Rede tradutora de contrainformação

Prisões espanholas: Mensagem dxs companheirxs Mónica Caballero e Francisco Solar após a Semana de Solidariedade Internacional

animal-lib

Aqui estamos de novo, estas paredes de betão e as barras, entre câmaras e carcereiros. Aqui estamos de novo, sem abaixar a cabeça e orgulhosos do que somos. Orgulhosos de ser parte do vendaval impredizível que pretende acabar com todo o vislumbre de Poder – que uma vez mais retirou a máscara e se deixa ver tal como é – na sua brutalidade e também, porque não, na sua fraqueza. Neste caso particular – a colaboração entre o Estado chileno e o espanhol para alcançar a nossa detenção – mostra como podem estar coordenados para fazer frente ao que apercebem como ameaça, mas a importância que nos concedem estes senhores do Poder não reflete mais do que a sua fragilidade. Os seus inconsistentes discursos de segurança são o manto que oculta o temor de saber que um acaso pode desencadear o caos generalizado.  Os seus golpes e mordaças nada mais fazem do que fortalecer e afinar as nossas ideias e vidas, qualificando-nos no confronto permanente.

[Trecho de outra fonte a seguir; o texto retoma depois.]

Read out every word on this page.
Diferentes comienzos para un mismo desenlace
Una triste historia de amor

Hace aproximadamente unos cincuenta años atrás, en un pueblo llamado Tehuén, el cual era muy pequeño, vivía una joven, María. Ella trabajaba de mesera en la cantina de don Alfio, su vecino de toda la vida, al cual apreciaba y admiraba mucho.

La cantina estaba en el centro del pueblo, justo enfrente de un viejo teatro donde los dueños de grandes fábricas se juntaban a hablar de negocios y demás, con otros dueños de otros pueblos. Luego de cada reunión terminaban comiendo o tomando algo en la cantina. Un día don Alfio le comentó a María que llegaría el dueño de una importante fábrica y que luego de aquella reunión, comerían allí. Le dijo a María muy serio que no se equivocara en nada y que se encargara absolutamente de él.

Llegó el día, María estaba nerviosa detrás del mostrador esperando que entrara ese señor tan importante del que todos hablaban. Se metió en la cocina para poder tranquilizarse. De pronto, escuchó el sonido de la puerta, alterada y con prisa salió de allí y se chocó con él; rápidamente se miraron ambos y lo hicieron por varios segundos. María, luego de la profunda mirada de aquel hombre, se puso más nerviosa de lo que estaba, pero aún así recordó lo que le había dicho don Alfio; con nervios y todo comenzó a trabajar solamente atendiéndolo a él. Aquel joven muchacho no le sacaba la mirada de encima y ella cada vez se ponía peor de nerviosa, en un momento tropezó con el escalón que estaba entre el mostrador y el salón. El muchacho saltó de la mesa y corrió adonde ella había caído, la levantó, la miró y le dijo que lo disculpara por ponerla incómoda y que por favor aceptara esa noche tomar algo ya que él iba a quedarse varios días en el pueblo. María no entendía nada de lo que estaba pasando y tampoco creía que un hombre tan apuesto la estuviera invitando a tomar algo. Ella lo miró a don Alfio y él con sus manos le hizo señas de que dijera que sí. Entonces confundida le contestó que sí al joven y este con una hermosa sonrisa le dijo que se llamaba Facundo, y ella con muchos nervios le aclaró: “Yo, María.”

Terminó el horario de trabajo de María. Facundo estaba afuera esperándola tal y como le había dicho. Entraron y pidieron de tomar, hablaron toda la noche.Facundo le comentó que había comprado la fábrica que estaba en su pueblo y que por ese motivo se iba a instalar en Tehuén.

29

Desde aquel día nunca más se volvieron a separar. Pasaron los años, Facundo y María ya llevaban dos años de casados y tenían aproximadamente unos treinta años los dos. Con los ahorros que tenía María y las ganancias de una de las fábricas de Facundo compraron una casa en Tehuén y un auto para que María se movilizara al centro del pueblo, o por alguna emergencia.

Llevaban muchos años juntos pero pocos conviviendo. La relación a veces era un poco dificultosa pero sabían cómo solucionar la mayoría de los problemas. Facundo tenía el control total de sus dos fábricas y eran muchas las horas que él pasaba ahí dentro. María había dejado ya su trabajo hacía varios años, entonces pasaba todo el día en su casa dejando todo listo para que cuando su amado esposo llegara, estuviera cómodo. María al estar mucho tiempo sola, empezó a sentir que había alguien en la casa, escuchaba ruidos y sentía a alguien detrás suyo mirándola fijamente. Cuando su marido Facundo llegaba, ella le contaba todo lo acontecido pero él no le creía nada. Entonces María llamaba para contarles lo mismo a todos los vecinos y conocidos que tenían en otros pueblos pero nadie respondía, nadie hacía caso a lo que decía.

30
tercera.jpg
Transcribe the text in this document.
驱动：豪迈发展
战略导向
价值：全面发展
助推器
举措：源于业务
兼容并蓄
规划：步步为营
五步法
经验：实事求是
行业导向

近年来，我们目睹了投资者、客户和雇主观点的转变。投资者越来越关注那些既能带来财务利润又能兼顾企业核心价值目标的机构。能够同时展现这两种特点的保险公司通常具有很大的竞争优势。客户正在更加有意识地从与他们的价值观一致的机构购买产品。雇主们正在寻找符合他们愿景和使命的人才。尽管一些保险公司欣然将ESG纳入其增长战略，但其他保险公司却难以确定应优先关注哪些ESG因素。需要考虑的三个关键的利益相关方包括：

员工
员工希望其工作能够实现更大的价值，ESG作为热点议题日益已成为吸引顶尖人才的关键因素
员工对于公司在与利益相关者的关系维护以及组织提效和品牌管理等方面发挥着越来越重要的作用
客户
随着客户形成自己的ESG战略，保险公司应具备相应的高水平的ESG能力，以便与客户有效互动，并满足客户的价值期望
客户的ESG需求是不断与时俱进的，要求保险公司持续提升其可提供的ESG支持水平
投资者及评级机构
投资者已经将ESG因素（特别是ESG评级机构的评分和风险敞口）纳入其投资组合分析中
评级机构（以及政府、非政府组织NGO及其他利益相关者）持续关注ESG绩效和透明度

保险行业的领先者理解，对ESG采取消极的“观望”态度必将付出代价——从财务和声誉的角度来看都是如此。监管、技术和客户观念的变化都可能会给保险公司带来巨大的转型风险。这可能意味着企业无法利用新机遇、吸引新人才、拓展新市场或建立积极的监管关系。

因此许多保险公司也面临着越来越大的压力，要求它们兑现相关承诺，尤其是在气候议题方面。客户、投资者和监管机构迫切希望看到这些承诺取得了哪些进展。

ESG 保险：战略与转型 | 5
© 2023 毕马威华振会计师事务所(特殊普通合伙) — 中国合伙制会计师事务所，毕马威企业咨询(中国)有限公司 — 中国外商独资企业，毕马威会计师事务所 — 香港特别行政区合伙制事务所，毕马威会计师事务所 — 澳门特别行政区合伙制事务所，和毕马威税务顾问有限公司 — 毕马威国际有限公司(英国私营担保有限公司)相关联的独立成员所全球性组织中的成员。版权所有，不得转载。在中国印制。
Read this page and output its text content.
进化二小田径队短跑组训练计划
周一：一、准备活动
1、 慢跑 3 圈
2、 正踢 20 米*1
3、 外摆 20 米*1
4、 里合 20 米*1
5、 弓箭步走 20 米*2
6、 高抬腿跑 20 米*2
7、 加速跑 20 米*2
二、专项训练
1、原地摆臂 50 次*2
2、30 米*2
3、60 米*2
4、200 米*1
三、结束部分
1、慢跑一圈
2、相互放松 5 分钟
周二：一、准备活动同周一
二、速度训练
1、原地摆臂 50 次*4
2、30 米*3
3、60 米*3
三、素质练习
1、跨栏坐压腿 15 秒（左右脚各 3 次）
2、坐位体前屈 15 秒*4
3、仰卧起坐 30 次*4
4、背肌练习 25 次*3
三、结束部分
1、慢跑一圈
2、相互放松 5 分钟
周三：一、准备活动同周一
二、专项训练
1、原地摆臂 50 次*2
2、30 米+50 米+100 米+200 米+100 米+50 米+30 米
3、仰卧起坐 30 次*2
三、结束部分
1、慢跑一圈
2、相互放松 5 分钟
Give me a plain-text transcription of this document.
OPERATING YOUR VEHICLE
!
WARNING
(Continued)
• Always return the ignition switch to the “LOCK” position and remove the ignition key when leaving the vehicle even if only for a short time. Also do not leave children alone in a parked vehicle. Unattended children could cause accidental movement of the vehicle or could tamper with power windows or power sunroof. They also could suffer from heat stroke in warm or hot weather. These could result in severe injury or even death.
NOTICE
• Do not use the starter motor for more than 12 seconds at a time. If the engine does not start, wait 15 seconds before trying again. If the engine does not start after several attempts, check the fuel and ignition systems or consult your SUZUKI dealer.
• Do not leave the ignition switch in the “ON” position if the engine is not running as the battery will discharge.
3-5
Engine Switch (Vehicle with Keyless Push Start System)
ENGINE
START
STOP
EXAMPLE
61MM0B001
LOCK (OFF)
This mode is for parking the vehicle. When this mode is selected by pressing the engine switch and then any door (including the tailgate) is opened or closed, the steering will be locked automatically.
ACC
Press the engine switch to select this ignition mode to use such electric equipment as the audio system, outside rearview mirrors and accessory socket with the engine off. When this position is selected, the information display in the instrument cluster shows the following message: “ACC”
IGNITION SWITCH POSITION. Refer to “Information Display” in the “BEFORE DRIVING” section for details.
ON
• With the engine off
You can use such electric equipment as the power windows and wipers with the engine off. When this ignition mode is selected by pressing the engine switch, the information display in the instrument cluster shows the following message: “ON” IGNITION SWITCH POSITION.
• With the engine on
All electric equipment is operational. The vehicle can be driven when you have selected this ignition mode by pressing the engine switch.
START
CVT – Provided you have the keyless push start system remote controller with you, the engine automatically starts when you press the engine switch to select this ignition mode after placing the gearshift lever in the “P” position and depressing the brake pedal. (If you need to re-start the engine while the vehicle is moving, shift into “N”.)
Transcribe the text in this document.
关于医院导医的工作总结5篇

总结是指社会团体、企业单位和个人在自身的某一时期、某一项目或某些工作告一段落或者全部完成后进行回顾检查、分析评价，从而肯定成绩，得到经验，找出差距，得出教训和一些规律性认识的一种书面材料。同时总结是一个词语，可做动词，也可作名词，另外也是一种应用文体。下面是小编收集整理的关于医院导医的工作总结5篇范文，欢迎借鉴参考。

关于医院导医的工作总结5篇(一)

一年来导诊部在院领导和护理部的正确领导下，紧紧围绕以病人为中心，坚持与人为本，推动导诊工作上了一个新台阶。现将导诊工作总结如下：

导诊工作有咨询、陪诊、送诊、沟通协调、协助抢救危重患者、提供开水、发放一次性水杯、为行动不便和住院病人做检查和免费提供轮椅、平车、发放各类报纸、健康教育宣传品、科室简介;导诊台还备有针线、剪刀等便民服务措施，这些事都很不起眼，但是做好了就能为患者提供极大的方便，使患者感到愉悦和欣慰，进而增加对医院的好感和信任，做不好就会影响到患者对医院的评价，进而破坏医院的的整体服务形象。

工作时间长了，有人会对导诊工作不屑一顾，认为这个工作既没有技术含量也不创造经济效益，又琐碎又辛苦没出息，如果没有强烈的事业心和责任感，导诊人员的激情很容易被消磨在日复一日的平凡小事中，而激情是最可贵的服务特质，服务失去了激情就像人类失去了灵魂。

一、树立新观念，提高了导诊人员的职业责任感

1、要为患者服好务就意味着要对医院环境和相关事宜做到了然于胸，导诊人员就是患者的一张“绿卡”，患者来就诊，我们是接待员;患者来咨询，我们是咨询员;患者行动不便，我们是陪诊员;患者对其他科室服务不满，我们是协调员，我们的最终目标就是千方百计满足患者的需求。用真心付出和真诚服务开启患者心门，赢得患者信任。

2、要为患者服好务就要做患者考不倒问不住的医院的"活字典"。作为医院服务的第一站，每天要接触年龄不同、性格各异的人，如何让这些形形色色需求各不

Saudamos com um forte abraço todas as expressões de apoio, são um empurrão que debilita as barras. Entendemos a solidariedade como a constante posta em prática das nossas ideias anarquistas, em todas as suas formas, as que façam entender ao inimigo que nada acaba aqui, que tudo continua na prisão ou nas ruas. Esteja onde se estiver: nem um minuto de silêncio e toda uma vida de combate. Sobretudo a imensa mostra de solidariedade de companheiros que utilizaram o seu corpo como arma, levando a cabo uma greve da fome.

Saudamos aquelxs que continuam a tecer cumplicidades, aquelxs que se aventuram no desconhecido, aquelxs a quem a incerteza motiva, aquelxs que insistem pela anarquia. A elxs todo o nosso respeito e carinho.

Recebemos com muita tristeza a morte de Sebastián, mas por sua vez enche-nos de alegria a sua coerente vida com os seus ideais: um guerrero completo. Encantar-nos-ia estar com xs companheirxs que choram o nosso caído, mas a partir daqui enviamos muita força e um «vemo-nos em breve».